In Statsig console, you can:

  1. Set up connection to your data warehouse
  2. Query your data warehouse for appropriate data
  3. Map your data fields to Statsig's expected schema
  4. Bulk ingest & schedule future ingestions

Ingestion is set up on a daily schedule. Statsig will run a query you provide on your data warehouse, download the result set, and materialize the results into your console the same as those that came in through the SDK.

If data lands late or is updated, Statsig will detect this change (currently via listening for row count changes) on a rolling window and reload the data for that day.

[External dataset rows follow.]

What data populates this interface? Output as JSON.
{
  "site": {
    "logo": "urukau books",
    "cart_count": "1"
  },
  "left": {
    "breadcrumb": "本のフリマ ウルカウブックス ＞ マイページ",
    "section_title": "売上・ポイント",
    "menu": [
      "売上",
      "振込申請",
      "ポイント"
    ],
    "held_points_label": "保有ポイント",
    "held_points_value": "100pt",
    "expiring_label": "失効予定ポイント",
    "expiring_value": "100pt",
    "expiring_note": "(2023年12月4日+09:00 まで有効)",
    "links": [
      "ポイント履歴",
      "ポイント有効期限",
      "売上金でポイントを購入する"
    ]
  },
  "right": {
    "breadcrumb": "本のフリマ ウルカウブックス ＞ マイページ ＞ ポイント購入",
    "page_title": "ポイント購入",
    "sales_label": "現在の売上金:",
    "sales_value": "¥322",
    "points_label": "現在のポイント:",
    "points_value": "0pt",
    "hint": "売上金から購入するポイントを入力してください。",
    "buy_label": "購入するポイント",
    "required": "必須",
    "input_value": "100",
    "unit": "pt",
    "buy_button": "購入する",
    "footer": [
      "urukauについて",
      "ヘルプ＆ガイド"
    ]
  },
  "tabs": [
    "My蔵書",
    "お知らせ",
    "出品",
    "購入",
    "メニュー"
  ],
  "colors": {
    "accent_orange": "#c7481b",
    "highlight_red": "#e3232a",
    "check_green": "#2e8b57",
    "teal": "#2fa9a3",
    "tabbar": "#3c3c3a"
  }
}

How to Begin Data Ingestion

To begin ingestion from a Data Warehouse:

  1. Go to your Statsig Console
  2. Navigate to Metrics tab on the side navigation bar
  3. To go the "Ingestion" tab

Ingestion Tab

You will be required to set up connections with necessary credentials, and map your data fields to the fields Statsig expects to ingest. Please refer to the warehouse-level setup documentation for more information on setup.

Scheduling Ingestion & Backfilling

Backfilling metrics and events will be charged as events as per our Pricing Plan.